Se Carlo Calenda voleva fare il candidato del centrosinistra per Roma, la partenza è andata decisamente male. Domenica sera da Fazio l’annuncio della candidatura dell’ex ministro, il day after ha segnato un gelo con il Pd che potrebbe tramutarsi in una vera rottura e uno scontro nelle urne.

Ieri Nicola Zingaretti ha ribadito le sue condizioni: «A Roma c’è una bellissima comunità di centrosinistra che sta discutendo un manifesto e un percorso per far decidere il candidato sindaco ai romani. Un percorso aperto a tutti coloro che vogliono partecipare, e quindi anche a Calenda». Difficile che il partito si sposti da questa linea. Mentre Calenda ha altro in testa: un tavolo nazionale coi leader per decidere il candidato «a un livello più alto».

«Il Pd ha detto no alle primarie a Napoli e in quasi tutte le regioni in cui si è votato», ha spiegato in una lunga diretta Facebook. «Com’è che esce fuori adesso di fare le primarie? Io non sono contrario per principio, voglio solo la garanzia che siano primarie vere, con larga affluenza.

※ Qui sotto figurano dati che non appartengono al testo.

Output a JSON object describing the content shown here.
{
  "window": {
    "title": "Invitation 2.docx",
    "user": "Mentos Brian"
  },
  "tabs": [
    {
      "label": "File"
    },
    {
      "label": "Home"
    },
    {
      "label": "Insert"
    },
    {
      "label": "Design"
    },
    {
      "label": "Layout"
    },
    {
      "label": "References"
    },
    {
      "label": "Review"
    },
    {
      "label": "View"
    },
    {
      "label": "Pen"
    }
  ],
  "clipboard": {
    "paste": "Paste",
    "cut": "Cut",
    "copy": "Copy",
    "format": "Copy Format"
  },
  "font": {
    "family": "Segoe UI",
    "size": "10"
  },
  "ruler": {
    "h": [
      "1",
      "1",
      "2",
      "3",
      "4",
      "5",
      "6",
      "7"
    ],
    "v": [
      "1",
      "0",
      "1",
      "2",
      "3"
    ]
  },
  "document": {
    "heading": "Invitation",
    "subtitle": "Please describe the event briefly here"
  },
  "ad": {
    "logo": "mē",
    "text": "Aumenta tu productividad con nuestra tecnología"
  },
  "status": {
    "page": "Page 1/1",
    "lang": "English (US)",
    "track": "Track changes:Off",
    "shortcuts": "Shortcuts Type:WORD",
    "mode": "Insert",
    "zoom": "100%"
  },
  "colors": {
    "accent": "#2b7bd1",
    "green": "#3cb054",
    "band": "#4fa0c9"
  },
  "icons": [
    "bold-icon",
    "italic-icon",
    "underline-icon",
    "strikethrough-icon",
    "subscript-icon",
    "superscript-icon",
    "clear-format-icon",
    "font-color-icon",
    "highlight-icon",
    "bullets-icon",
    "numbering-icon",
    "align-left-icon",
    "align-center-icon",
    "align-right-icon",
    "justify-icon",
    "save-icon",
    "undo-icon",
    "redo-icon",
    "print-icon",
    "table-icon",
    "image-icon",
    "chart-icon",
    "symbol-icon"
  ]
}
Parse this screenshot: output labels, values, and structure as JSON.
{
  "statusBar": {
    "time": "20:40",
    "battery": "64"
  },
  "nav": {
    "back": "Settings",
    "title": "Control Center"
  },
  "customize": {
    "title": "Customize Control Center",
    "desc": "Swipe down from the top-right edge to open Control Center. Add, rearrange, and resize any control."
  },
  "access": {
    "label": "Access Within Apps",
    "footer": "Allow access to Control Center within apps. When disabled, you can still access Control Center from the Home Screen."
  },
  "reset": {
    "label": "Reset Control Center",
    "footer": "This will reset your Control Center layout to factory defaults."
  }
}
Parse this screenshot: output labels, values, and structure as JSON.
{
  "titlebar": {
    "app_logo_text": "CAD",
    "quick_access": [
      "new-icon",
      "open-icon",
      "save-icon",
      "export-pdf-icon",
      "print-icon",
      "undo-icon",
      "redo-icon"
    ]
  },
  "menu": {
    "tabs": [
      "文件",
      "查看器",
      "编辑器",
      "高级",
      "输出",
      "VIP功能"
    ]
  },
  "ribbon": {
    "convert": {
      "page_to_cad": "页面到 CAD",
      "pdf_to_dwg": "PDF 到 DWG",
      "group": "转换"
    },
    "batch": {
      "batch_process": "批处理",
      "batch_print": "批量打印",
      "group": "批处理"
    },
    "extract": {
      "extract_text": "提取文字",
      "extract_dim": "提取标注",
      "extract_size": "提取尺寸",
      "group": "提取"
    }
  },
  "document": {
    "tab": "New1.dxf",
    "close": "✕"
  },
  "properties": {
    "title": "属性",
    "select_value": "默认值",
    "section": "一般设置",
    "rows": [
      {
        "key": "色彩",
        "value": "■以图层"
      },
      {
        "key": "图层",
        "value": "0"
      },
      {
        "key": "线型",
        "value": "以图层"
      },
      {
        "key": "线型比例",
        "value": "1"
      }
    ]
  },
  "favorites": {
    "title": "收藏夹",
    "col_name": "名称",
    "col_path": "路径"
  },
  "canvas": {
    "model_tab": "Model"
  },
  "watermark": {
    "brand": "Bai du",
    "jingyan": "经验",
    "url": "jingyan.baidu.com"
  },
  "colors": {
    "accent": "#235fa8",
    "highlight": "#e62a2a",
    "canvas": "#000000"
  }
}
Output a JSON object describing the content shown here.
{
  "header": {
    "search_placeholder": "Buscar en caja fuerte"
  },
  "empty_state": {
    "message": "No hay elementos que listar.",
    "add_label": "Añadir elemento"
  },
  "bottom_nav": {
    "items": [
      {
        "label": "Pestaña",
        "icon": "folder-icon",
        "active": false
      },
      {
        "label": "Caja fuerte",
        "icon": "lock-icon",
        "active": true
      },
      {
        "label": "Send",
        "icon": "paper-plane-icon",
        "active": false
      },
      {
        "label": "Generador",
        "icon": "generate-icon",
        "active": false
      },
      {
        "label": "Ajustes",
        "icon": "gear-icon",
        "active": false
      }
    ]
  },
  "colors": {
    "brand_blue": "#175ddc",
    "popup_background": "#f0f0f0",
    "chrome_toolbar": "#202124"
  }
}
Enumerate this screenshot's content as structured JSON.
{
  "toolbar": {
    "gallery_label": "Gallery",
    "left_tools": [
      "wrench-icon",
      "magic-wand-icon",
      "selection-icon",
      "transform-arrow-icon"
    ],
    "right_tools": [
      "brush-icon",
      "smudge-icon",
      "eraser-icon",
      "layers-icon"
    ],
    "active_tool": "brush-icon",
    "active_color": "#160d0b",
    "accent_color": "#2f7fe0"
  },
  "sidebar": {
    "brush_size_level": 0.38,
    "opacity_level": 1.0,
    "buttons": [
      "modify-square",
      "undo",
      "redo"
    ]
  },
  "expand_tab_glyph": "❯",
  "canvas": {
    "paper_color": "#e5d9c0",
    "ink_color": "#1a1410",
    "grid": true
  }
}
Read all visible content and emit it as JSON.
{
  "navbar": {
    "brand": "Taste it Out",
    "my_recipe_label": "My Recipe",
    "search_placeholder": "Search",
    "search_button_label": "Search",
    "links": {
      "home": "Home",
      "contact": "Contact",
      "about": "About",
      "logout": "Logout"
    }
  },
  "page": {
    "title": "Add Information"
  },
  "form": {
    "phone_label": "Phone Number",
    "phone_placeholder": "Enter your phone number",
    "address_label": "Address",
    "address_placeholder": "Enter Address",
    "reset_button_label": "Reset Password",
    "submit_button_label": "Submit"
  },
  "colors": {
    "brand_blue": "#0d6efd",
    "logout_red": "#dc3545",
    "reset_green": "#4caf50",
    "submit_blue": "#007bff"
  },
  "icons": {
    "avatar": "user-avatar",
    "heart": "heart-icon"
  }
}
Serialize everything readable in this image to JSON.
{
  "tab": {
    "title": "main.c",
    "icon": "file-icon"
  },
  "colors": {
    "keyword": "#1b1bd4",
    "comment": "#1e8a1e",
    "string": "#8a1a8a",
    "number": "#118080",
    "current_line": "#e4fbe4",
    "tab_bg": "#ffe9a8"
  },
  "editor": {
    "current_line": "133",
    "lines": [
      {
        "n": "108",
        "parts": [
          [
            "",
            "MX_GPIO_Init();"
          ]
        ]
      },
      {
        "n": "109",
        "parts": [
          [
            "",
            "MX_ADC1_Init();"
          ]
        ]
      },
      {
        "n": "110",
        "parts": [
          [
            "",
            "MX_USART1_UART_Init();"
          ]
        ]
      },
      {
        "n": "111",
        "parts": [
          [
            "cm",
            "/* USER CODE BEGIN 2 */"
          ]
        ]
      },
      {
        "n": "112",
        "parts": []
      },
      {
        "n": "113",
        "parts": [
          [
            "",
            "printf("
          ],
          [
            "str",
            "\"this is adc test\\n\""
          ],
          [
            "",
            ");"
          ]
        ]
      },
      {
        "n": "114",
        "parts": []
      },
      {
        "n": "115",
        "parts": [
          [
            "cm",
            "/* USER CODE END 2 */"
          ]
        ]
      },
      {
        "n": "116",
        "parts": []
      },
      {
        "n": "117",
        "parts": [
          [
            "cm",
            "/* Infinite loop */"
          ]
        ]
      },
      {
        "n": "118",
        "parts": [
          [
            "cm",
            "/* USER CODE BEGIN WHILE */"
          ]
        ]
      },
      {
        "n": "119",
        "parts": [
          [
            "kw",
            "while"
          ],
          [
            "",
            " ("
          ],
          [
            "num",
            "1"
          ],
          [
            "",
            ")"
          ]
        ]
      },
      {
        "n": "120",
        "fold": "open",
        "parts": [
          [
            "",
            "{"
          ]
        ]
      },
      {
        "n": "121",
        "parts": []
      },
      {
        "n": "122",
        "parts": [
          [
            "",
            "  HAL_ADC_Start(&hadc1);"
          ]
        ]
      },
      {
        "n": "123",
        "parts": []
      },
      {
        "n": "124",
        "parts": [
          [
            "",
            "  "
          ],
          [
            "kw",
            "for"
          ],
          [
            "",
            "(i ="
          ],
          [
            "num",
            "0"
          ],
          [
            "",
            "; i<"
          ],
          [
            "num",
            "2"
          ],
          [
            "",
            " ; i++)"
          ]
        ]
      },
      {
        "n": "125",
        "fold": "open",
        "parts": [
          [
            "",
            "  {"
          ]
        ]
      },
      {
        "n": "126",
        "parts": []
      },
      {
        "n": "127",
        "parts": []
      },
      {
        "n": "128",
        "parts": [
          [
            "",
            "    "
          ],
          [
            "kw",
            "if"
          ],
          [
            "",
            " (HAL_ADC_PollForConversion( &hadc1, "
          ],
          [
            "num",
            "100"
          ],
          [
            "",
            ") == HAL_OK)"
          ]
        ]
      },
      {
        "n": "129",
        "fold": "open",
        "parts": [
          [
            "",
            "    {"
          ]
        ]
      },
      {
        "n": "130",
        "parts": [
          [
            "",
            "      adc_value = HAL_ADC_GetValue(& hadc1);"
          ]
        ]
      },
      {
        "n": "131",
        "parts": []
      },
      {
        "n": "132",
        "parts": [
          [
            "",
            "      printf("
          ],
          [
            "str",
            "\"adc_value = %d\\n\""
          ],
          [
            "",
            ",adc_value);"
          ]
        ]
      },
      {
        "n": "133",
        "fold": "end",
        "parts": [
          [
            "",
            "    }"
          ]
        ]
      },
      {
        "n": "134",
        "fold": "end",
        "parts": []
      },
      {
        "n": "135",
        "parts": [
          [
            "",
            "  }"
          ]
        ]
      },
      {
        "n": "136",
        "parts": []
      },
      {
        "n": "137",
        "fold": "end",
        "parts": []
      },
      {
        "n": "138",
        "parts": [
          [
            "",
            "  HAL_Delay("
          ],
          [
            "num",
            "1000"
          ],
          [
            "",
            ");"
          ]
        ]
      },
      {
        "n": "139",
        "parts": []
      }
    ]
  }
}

Siamo sicuri che si possano fare in epoca Covid? E se non le facciamo ora, quando le facciamo, a marzo? E da qui a marzo cosa facciamo? Io ho ricevuto un numero di attacchi dal Pd mai ricevuti, in un giorno. Facciamo così fino a marzo?».

«Se il Pd non mi vuole deve dire che non sono adatto per questa sfida», la conclusione del leader di Azione. In mattinata, ospite di La7, aveva definito i gazebo un percorso «privo di senso», uno «scontro tra truppe cammellate». E aveva invitato il Pd ad «accontentarsi» della sua candidatura, «visto che un loro candidato forte non c’è».

PAROLE ACCOLTE COME un atto ostile dai dem. Anche perché il vice di Calenda, Matteo Richetti, ieri ha postato un video di Salvatore Buzzi su La7 che parlava di primarie inquinate proprio dal ras delle coop coinvolto nell’inchiesta Mafia Capitale. Replica del vicesegretario Andrea Orlando: «E’ legittimo che Calenda si candidi e non voglia partecipare alle primarie. Ma è discutibile il tentativo di delegittimare lo strumento con argomenti stravaganti. Ogni anno la magistratura dopo ogni tornata elettorale apre inchieste su brogli e eventuali irregolarità. Ma nessuno si è azzardato a dire che le elezioni non vanno fatte».

ANCORA PIÙ DURO il segretario del Pd romano Andrea Casu: «Malgrado aperture e disponibilità nostra, ad oggi quella di Calenda è una candidatura che lui sta costruendo contro quello in cui il Pd crede: le primarie e il governo di cui siamo parte fondamentale. Purtroppo ancora una volta divide e la destra brinda».

In quelle due parole, «ad oggi», sta il sottile filo di una possibile ricomposizione. In cui pochi sperano. E del resto Calenda ha già detto che lui andrà avanti «fino in fondo», anche senza Pd, e sarà in pista a breve con un tour della Capitale, partenza dalle periferie, una bozza di programma e un concetto chiave: «Giudicatemi per quello che ho fatto da ministro. Di Maio ha risolto 4-5 tavoli di crisi in tutto, io 4-5 a settimana».

«Come primo atto ha scelto la fuga dalle primarie», ironizza Monica Cirinnà, già in campo da settimane. «Se non partecipa è lui che si è messo fuori dal centrosinistra, noi proseguiamo. Se il problema è il Covid si possono fare online». Sulla stessa linea anche altri candidati come Tobia Zevi e Paolo Ciani. Mentre il capogruppo Pd in Campidoglio Giulio Pelonzi lo sfotte: «Roma di Marchese del Grillo ne ha avuto già uno. E ci è bastato».

NELLA LUNGA GIORNATA di Calenda c’è spazio anche un botta e risposta su twitter con Fabrizio Barca, ex ministro della Coesione con Monti. Barca gli chiede conto di strategie e squadra per Roma. Lui replica: «Fabrizio, abbiamo esperienze e conoscenze complementari. Facciamo un ticket lavorando insieme». «I nostri bagagli tecnici non bastano, questo è il punto», la gelida chiosa di Barca.

Con Calenda si schierano Enrico Letta, Italia Viva e +Europa, e a sorpresa anche l’amico Lapo Elkann. Apre anche Patrizia Prestipino, che a Roma guida la corrente di Lotti e Guerini. Muro da Stefano Fassina e dai Verdi. Dalle parti di Calenda vedono il bicchiere mezzo pieno: «Ci vuole tempo…», dice Andrea Mazziotti. Se anche il Pd non confluirà, Calenda è convinto di prendernbe i voti. E di allagare il suo consenso anche al centrodestra non sovranista.